Most students learning to program tend to get introduced first to structural or object-oriented languages like C and C#/Java, respectively. With these languages, we see certain structural patterns emerge: conditional statements, method redirection, and loops. These work wonders in C-based languages, as well as other structural/OO languages, and so it makes sense for a developer whose primary focus is C# to import that paradigm into writing SQL. It is also a devastating performance problem.
Here’s a concrete example: suppose that you have to loop through a set of users and set their IsActive flag to be false if their last recorded login is earlier than three months ago. Armed solely with structural programming tools, there’s an obvious solution here. The obvious solution is to use two separate loops:
- Loop through each user in the User table, or at least those users who are currently active.
- For each user, we create another loop which goes through the UserLogin table.

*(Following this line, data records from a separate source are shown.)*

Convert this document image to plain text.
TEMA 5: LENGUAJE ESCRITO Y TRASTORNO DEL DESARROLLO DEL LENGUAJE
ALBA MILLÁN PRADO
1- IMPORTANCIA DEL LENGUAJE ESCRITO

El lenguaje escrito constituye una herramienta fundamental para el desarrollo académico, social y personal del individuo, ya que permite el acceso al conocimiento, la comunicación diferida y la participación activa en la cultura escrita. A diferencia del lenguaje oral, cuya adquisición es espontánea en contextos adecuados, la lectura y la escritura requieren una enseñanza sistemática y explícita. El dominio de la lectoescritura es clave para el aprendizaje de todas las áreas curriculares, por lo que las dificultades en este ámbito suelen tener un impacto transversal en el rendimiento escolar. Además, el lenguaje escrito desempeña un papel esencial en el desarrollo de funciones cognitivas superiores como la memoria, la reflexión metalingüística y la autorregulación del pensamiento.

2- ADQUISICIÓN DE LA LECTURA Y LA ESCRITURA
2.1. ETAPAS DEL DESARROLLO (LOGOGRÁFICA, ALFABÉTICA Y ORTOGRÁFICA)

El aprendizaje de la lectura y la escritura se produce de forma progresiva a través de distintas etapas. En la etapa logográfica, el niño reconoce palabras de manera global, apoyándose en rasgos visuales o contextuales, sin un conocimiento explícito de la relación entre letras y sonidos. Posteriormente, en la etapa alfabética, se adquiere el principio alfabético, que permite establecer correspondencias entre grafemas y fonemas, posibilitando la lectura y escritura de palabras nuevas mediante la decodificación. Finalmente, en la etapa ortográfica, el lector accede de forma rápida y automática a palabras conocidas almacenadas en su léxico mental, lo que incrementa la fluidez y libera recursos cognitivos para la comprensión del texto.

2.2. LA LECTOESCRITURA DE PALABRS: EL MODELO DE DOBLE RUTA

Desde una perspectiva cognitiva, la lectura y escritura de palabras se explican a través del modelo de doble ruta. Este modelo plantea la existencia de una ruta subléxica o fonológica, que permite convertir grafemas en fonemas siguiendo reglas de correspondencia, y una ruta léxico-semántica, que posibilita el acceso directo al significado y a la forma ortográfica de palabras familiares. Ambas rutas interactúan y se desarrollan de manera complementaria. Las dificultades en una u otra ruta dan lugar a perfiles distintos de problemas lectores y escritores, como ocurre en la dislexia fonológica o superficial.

We store as a local variable the latest login date for that user which we have found.
As far as the logic goes, this is sound reasoning. Unfortunately, it’s also a performance hog within SQL Server if you actually try to implement this as two separate cursors. The reason is that we’ll be scanning the User table N times (once for each user) and the UserLogin M*N times (once for each user login—for each user). We can improve this a bit by putting filters on, like getting only active users and making M*N into m*N, where m is the number of UserLogin records associated with that user. Nevertheless, you’re hitting the database N + M*N (or N + m*N) times.
Some people see cursors and say, “Hey, I’ll improve performance here: I’m going to get rid of this cursor and replace it with a WHILE loop.” Those people are wrong. At best, WHILE loops are the same thing as cursors; at worst, you might actually write a cursor which performs better than the equivalent WHILE loop. In either event, it’s not the appropriate solution. The appropriate solution is to start thinking in terms of sets.
For our previous example, we can re-write the problem to be handled in one query, whose pseudocode would look a bit like:
UPDATE dbo.User SET IsActive = 0 WHERE NOT EXISTS ( SELECT * FROM dbo.UserLogin ul WHERE ul.UserID = UserID AND ul.LoginDate >= DATEADD(MONTH, -3, CURRENT_TIMESTAMP) );
In this case, we’re hitting the database one time. With an appropriate index on dbo.UserLogin, we can make the non-existence query fast, so we’re scanning the User table and seeking against UserLogin. Performance will be tremendously better than the RBAR solution. And fortunately for us, almost every cursor-based solution can be re-written using set-based logic. There are a few maintenance functions that you’d probably want to use a cursor for (and that’s how things like sp_msforeachdb work), but those should be few and far between.
Also, it’s important to note that in the Oracle world, cursors typically perform much better than in SQL Server. This means that even a skilled Oracle developer, upon entering the world of SQL Server, could mess this up pretty badly. But if you’re going to spend a lot of time writing T-SQL, you really need to be able to think in terms of sets.